You can use awk to just delete the line:
awk '/^include/ {next}1' file
sed -i -r 's#include##g' 'filename'
-i: you directly modify the treated file, by default, sed read a file, modify the content via stdout (the original file stay the same).
-r: use of extended regular expression (and not reduce to POSIX limited one).This is not necessary in this case due to simple POSIX compliant action in action list (the s### string).
s#pattern#NewValue#: substitute in current line the pattern (Regular Expression) with "Newvalue" (that also use internal buffer or specific value). The traditionnal form is s/// but in this case, using / in path (pattern or new value) an alternate form is used to avoid to escape all / in pattern or new value
g: is an option of s### that specify change EVERY occurence and not the first (by default)
so here it replace ANY occurence of include by nothing (remove) directly into your file
As per the Avinash Raj solution you got what you want but you want some explaination about some parameter used in sed command
First one is
command: s for substitution
With the sed command the substitute command s changes all occurrences of the regular expression into a new value. A simple example is changing "my" in the "file1" to "yours" in the "file2" file:
sed s/my/yours/ file1 >file2
The character after the s is the delimiter. It is conventionally a slash, because this is what ed, more, and vi use. It can be anything you want, however. If you want to change a pathname that contains a slash - say /usr/local/bin to /common/bin - you could use the backslash to quote the slash:
sed 's/\/usr\/local\/bin/\/common\/bin/' <old >new
/g - Global replacement
Replace all matches, not just the first match.

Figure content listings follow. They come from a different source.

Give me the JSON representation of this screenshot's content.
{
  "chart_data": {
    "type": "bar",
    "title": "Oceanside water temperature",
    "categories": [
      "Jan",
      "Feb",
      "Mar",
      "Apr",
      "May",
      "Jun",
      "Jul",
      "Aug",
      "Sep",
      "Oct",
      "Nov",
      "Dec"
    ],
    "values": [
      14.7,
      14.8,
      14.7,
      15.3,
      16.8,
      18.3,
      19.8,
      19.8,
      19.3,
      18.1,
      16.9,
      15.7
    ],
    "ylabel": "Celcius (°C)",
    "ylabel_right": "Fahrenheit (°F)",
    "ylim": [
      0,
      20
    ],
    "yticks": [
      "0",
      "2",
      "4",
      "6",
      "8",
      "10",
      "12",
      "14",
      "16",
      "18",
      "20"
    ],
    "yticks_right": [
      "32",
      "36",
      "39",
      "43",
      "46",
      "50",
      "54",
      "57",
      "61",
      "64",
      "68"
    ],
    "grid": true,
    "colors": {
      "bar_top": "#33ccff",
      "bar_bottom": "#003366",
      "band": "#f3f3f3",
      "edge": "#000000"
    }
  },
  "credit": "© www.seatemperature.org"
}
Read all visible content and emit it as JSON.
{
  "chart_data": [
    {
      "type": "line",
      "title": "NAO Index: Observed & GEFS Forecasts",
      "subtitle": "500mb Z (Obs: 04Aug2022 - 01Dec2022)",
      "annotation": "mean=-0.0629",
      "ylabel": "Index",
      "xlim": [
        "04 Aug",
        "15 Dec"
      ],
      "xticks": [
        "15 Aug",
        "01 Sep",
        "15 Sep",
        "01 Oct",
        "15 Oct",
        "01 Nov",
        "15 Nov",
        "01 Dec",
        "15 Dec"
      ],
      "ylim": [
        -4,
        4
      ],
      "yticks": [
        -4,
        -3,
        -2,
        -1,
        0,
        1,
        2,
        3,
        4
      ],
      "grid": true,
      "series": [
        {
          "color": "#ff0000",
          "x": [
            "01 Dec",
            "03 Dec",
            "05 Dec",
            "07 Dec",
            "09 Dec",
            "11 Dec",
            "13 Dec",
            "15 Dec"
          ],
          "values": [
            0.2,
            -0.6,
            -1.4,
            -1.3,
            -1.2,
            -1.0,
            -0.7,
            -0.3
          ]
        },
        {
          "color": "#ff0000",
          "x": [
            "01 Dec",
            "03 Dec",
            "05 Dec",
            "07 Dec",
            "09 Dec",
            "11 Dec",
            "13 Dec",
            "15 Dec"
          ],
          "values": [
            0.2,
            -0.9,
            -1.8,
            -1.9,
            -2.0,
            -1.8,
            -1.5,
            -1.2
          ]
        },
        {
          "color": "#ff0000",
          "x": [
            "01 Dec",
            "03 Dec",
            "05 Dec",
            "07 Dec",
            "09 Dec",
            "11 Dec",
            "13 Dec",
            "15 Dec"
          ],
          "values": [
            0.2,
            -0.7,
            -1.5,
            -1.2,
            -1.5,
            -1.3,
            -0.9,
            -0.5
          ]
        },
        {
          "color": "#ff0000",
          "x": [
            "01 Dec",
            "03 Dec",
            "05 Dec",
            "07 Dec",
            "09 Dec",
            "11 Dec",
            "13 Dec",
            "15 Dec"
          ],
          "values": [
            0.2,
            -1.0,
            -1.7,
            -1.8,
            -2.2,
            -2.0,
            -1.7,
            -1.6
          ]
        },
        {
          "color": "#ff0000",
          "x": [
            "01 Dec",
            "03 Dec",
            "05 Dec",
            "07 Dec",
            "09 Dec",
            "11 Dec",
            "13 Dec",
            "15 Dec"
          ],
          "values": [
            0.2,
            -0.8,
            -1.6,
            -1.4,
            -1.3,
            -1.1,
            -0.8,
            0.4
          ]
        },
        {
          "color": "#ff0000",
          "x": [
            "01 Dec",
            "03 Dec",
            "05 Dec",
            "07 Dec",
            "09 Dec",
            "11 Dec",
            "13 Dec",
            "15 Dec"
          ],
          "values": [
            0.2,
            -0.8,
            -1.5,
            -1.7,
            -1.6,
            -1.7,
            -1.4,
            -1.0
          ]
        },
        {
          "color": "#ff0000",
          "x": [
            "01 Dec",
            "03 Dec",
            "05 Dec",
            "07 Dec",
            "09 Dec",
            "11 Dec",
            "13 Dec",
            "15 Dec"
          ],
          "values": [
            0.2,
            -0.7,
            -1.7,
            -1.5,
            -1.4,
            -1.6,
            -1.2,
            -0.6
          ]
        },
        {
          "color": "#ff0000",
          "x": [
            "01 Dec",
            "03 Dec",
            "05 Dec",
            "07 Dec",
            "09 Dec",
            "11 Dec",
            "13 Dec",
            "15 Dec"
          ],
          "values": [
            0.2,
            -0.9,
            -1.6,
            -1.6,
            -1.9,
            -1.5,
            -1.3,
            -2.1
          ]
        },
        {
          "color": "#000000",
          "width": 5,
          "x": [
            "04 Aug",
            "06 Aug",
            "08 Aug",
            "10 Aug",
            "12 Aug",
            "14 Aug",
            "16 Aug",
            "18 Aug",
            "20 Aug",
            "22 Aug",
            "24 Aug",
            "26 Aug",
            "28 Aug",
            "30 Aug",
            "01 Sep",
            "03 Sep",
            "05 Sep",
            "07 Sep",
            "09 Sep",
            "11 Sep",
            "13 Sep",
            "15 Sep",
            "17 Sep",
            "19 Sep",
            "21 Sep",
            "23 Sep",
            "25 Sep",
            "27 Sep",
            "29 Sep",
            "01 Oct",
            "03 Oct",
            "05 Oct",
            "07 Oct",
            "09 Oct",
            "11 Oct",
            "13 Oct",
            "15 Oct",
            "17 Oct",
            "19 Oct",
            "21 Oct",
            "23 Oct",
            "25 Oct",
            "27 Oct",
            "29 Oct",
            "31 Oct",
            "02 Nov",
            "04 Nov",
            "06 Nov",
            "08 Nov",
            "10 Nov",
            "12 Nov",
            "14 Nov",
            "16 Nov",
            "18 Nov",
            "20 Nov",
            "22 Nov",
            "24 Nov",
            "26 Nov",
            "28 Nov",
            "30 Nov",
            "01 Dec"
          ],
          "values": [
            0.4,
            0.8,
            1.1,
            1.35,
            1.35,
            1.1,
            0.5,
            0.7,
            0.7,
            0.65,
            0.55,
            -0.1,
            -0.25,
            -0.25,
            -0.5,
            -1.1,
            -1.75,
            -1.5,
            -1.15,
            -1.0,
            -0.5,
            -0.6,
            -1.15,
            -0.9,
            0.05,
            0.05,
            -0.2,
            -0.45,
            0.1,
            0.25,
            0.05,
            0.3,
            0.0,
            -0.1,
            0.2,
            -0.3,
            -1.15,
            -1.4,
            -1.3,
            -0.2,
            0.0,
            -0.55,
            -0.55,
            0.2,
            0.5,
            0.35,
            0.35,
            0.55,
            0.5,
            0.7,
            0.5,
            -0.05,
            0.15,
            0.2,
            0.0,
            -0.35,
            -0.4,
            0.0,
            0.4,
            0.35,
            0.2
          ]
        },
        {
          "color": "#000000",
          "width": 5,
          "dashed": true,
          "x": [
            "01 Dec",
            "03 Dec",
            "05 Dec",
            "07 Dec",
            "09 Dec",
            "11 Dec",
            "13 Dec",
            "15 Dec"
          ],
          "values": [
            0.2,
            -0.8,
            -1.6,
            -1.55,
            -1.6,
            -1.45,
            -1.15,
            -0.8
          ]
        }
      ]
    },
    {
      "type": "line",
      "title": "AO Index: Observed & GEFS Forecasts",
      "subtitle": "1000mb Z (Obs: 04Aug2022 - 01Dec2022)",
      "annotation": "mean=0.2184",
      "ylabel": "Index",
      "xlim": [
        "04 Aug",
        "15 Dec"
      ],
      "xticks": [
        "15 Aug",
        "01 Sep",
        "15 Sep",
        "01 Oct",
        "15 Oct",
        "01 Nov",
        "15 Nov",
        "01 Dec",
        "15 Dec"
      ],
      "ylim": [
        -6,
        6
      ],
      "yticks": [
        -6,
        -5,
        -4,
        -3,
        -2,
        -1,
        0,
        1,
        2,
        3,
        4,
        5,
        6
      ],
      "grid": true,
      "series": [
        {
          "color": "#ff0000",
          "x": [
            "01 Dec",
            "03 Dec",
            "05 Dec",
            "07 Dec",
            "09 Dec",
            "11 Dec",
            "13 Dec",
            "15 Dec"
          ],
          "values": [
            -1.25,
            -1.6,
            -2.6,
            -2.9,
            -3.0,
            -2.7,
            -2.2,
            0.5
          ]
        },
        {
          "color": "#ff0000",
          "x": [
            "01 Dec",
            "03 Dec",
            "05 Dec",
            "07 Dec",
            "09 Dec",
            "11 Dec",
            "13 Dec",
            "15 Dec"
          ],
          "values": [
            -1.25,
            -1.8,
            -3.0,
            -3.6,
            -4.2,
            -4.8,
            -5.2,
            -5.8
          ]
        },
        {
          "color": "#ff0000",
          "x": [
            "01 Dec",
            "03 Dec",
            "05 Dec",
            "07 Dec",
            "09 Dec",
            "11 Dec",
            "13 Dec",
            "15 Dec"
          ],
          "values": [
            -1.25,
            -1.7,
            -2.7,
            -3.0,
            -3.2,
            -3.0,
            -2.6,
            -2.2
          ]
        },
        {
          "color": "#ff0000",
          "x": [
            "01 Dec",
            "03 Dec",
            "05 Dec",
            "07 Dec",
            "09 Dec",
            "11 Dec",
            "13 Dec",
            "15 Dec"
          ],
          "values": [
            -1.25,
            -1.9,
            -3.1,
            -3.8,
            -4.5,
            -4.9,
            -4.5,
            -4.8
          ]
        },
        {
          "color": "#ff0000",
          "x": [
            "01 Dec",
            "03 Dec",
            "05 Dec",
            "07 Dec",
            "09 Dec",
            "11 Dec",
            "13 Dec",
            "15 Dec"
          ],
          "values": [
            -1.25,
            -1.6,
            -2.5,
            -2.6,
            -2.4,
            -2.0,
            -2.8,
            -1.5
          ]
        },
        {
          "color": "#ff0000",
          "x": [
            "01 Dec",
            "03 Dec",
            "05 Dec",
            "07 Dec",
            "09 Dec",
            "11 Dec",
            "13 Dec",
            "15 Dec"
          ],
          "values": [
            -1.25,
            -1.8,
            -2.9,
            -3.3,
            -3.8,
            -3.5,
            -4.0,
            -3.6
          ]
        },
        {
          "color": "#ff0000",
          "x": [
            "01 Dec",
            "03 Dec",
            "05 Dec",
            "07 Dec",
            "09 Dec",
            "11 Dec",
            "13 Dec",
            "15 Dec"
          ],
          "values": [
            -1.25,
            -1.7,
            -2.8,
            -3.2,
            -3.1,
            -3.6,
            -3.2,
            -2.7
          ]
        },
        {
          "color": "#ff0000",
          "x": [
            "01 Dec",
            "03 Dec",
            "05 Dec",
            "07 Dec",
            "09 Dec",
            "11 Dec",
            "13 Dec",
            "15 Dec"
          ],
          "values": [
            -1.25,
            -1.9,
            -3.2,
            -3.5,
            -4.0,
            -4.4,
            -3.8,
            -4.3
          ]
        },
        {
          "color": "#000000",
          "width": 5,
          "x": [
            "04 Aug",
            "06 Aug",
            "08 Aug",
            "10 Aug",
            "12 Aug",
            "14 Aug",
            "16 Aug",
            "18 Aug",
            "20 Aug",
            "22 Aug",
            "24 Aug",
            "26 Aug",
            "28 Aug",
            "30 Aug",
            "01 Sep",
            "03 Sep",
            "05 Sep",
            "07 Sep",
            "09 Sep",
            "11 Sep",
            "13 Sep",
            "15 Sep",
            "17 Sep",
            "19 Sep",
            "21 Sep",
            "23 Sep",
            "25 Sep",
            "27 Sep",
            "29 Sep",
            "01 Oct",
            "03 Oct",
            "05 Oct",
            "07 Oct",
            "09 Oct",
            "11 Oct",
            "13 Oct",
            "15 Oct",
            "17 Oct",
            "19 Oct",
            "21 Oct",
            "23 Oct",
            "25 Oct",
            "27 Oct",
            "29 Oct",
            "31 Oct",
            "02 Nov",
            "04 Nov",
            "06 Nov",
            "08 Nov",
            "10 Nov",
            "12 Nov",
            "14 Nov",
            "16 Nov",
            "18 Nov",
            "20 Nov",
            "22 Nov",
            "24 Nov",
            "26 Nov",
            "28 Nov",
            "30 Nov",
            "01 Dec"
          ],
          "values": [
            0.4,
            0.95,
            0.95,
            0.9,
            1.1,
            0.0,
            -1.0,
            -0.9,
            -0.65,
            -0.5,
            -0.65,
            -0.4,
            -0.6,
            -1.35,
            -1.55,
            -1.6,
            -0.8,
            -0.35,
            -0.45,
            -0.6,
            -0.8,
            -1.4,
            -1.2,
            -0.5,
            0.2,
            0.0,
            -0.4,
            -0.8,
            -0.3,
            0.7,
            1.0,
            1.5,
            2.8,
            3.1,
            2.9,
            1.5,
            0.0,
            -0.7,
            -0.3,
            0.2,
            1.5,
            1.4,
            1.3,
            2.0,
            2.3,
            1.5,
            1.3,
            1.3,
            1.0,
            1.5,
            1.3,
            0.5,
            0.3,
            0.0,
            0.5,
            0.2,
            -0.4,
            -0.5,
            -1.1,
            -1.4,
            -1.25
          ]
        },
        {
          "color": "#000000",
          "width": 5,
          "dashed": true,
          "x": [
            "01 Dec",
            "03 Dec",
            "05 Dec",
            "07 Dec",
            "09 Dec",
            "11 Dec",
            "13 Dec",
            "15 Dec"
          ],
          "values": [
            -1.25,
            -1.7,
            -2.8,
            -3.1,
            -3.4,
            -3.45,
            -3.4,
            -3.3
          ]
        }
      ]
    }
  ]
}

If you tell it to change a word, it will only change the first occurrence of the word on a line. You may want to make the change on every word on the line instead of the first then add a g after the last delimiter and use the work-around:
Delete with d
Delete the pattern space; immediately start next cycle.
You can delete line by specifying the line number. like
sed '$d' filename.txt
It will remove last line of file
sed '2 d' file.txt
It will delete second line of file.
-i option
This option specifies that files are to be edited in-place. GNU sed does this by creating a temporary file and sending output to this file rather than to the standard output.
To modify file actully you can use -i option without it sed command repressent changes on stdout not actual file. You can take backup of original file before modification by using -i.bak option.
-r option
--regexp-extended
Use extended regular expressions rather than basic regular expressions. Extended regexps are those that egrep accepts; they can be clearer because they usually have less backslashes, but are a GNU extension and hence scripts that use them are not portable.